MCADD usually presents 3 to 24 months after birth in previously healthy infants. However, neonatal presentations are well described as are those in adults, given sufficient metabolic stress (such as significant alcohol ingestion). Nevertheless, many affected individuals remain asymptomatic throughout life. Typically hypoketotic hypoglycemia, lethargy and vomiting are triggered by an infection, fasting or surgery. Some patients, however, can present with a progressive metabolic crisis despite ketosis and normal blood glucose. Rarely patients may present in crisis with ''paradoxically'' gross ketosis. During a crisis, a patient may manifest with lethargy, emesis, respiratory arrest, seizures, hepatomegaly and rapid progression to cardiac arrest unless emergency treatment is implemented. Potential brain injury occurring during these episodes can lead to an increased risk of long term neurological damage. Sudden unexplained death can sometimes be the first manifestation of this disease. Historically, about 25% of undiagnosed patients die during their first presentation of a crisis.
MCADD is caused by mutations in the ACADMgene (1p31) which encodes the mitochondrial MCAD protein. The most prevalent mutation, c.985A>G, (K329E), p.(Lys329Glu), accounted for about 80% of clinical disease prior to newborn screening programs but many more individuals are now being identified with other ACADM mutations.
Diagnosis is through the identification of a characteristic abnormal pattern in dried blood spots or plasma of acylcarnitines species (increased C6, C8 and increased ratio of C8/C10 with abnormal urine organic acid findings of C6 to C10 dicarboxylic acids, hexanoylglycine and suberylglycine). Final confirmation is by mutation analysis. MCADD is now included in newborn screening programs in many European countries such as the UK, Germany, the Netherlands, Portugal and Spain.
Differential diagnosis includes other disorders of mitochondrial fatty acid oxidation including multiple acyl-CoA dehydrogenase deficiency (MADD) (see this term).

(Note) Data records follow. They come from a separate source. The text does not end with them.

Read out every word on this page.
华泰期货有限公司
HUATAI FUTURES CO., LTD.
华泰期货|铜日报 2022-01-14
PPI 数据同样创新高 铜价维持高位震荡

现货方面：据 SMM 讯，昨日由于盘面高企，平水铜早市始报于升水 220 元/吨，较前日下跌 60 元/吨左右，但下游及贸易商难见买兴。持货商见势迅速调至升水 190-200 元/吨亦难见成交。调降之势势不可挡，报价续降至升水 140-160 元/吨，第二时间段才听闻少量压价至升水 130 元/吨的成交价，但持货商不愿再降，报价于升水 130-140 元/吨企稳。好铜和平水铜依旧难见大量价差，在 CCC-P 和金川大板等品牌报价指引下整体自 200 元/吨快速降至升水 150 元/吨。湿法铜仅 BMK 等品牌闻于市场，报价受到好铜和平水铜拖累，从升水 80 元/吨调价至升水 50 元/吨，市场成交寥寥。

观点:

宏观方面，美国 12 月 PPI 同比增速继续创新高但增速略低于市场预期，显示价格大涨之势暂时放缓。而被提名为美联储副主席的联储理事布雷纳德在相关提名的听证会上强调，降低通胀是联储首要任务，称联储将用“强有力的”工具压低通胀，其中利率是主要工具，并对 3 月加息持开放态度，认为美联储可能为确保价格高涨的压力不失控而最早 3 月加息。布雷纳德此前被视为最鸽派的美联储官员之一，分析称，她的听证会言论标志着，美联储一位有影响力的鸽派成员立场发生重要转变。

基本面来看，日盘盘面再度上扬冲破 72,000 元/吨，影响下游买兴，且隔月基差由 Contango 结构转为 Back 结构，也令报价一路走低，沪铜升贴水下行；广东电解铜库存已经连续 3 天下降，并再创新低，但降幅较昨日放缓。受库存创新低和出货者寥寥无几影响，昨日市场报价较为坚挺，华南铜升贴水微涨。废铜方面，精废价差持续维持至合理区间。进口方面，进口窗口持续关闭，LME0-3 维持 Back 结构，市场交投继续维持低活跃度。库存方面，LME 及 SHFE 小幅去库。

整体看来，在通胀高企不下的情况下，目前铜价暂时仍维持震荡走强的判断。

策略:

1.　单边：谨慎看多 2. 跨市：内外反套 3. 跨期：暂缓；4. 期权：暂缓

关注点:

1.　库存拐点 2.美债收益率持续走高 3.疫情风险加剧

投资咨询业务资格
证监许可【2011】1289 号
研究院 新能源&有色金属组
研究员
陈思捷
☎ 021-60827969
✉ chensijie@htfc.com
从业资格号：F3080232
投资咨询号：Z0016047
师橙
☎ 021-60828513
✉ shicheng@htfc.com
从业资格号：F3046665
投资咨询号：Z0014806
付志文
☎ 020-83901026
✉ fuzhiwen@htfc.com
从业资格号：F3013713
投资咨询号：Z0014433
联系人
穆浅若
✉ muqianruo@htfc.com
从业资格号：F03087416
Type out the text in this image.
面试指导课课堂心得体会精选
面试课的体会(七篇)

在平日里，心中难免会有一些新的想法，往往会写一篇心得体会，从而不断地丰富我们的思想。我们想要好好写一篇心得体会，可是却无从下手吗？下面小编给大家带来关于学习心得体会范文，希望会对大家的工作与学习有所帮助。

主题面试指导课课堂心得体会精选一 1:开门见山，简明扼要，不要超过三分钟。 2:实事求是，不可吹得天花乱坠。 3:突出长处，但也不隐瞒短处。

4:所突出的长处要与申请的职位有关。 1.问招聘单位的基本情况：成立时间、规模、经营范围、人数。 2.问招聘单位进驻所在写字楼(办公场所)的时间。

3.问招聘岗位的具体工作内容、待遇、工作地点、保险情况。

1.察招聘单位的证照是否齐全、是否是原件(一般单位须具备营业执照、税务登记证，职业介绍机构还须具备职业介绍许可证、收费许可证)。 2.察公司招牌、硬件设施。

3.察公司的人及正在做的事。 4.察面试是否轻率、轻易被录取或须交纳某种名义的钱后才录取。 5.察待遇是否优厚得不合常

MCADD is inherited autosomal recessively. Genetic counseling is possible.
Management and treatment
Strict avoidance of fasting is the primary objective. Medium chain triglycerides should be avoided but no other special dietary restrictions are required. Guidelines are available for the safe interval time between feeds for infants and young children. The use of low dose carnitine supplementation in patients who develop a low blood carnitine status remains controversial. In symptomatic patients, simple carbohydrates are given by mouth (glucose tablets) or intravenously until blood glucose level is maintained at above 5 mmol/L. During intercurrent infections, an emergency regimen should be made available. Immediate medical attention is needed in case of decompensation. Artificial sweeteners should be avoided.
The prognosis is excellent in diagnosed patients who avoid fasting and who are managed appropriately during an intercurrent illness/ metabolic crisis.